Trois priorités pour les comités exécutifs
Afin de transformer ces constats en actions concrètes, le rapport recommande trois priorités aux comités exécutifs : développer des programmes de reconversion et de diversification des talents, notamment en ouvrant les parcours cyber à des profils non IT accompagnés par l'IA ; intégrer dès aujourd'hui des exigences de crypto-agilité et de résistance post-quantique dans les nouveaux appels d'offres technologiques ; et renforcer la gouvernance de l'intelligence artificielle et du cloud en cartographiant les usages, en formalisant les politiques associées et en testant régulièrement les plans de sortie cloud.Au-delà du diagnostic qu'il dresse, l'AUSIMètre 2026 se veut un véritable outil d'aide à la décision pour les dirigeants.
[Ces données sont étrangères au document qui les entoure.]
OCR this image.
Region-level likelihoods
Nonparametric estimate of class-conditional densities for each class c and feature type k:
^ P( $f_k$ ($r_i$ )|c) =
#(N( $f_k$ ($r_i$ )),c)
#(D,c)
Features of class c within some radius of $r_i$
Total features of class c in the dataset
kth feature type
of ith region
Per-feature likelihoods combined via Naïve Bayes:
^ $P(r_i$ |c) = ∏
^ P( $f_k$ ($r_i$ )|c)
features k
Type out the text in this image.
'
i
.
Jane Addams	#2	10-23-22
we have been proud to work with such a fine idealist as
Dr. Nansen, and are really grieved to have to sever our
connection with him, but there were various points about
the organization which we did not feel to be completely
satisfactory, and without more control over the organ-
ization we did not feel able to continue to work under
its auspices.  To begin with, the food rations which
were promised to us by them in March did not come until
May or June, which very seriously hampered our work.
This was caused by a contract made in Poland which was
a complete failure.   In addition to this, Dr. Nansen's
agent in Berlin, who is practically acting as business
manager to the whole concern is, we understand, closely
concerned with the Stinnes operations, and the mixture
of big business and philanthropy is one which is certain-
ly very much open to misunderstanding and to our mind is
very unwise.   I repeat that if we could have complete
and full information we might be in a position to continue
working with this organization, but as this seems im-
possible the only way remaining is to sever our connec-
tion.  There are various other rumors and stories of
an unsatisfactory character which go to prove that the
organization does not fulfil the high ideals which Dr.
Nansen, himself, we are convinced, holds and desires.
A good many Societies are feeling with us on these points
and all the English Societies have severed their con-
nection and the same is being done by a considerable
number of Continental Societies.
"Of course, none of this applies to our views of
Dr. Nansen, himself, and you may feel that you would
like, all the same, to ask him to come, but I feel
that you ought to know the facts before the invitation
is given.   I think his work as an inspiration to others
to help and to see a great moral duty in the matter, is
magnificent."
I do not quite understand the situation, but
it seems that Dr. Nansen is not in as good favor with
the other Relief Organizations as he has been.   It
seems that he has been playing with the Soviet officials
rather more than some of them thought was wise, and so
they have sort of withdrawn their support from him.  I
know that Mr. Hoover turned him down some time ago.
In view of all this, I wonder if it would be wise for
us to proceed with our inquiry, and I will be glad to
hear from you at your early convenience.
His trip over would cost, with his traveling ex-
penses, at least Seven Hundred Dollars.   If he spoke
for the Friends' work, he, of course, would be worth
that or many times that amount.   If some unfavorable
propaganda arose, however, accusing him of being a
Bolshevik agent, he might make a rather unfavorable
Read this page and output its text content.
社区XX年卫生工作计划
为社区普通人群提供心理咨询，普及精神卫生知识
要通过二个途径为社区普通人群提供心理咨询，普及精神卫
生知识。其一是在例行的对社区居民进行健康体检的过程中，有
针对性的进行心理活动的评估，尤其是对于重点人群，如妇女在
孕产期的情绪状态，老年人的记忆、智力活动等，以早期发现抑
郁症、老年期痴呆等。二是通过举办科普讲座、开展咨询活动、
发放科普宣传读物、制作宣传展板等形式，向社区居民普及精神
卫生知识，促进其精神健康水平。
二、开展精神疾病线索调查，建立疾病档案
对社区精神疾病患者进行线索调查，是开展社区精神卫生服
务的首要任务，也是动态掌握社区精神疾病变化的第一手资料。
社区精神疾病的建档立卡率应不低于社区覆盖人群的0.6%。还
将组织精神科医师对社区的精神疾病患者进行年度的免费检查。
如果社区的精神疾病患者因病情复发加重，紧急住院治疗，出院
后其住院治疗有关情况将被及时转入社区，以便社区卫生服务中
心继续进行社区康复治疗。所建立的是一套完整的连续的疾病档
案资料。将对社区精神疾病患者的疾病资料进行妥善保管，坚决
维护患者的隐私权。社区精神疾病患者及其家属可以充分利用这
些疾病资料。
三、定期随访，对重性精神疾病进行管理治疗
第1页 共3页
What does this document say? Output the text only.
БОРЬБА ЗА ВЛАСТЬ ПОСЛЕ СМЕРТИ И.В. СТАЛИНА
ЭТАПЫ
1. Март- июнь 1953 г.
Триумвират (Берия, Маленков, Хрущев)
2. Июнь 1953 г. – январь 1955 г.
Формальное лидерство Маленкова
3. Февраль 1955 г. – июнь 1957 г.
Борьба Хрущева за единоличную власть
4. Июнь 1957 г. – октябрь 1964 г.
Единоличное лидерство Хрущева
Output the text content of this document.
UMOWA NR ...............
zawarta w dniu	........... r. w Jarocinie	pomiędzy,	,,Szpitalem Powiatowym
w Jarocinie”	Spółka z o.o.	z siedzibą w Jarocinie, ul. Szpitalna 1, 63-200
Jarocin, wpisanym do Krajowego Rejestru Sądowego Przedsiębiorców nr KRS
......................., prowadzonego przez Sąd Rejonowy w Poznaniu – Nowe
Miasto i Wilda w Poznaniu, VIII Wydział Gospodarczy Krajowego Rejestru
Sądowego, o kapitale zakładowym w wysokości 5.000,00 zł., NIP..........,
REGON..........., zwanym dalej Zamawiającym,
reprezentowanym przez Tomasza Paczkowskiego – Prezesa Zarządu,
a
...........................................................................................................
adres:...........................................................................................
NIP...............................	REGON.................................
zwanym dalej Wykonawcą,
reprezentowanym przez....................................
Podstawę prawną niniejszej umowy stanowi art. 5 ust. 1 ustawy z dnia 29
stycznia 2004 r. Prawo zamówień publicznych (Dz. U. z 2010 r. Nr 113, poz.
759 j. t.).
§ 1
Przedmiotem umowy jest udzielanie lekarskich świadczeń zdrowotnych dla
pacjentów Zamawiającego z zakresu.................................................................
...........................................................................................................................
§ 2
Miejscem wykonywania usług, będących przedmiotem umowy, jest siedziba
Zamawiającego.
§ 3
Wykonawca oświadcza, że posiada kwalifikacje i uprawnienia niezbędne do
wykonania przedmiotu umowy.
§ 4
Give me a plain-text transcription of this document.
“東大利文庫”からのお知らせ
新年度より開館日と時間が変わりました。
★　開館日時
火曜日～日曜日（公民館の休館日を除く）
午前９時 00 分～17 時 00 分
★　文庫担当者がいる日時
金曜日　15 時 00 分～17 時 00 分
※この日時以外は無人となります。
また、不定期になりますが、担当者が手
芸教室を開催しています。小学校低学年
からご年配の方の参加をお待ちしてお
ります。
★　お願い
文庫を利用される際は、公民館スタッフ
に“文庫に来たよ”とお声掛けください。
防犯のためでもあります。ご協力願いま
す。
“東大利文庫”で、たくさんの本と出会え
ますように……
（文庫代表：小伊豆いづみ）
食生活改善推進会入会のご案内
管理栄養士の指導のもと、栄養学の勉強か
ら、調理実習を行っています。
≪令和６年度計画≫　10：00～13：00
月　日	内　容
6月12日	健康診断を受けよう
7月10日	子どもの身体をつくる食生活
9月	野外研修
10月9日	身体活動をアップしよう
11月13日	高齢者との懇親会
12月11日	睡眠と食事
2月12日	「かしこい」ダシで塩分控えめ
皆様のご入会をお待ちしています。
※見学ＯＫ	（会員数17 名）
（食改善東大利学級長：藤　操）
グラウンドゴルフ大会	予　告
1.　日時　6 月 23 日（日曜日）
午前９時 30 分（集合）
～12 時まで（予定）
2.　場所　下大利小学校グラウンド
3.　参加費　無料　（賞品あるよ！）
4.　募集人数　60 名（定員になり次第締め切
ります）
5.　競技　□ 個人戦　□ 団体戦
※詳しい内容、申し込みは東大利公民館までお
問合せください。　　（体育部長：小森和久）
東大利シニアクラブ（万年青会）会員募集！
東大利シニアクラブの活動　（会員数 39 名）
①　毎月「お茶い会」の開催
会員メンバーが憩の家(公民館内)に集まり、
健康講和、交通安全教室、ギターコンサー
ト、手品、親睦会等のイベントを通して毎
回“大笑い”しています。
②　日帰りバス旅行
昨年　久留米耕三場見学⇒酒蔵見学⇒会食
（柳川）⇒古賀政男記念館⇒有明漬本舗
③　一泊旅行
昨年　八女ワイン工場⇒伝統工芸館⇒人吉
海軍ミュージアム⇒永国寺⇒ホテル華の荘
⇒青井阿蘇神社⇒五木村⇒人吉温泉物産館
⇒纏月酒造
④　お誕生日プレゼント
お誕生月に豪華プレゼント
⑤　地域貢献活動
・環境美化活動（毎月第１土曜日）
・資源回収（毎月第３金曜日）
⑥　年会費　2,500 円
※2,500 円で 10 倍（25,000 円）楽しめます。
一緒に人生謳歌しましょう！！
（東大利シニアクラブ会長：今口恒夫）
En mettant en lumière les progrès réalisés, les vulnérabilités émergentes et les priorités d'action, cette troisième édition traduit la volonté commune de PwC au Maroc et de l'AUSIM d'accompagner les organisations dans le renforcement durable de leur résilience numérique et de contribuer à l'émergence d'un écosystème digital plus sûr, plus souverain et plus compétitif.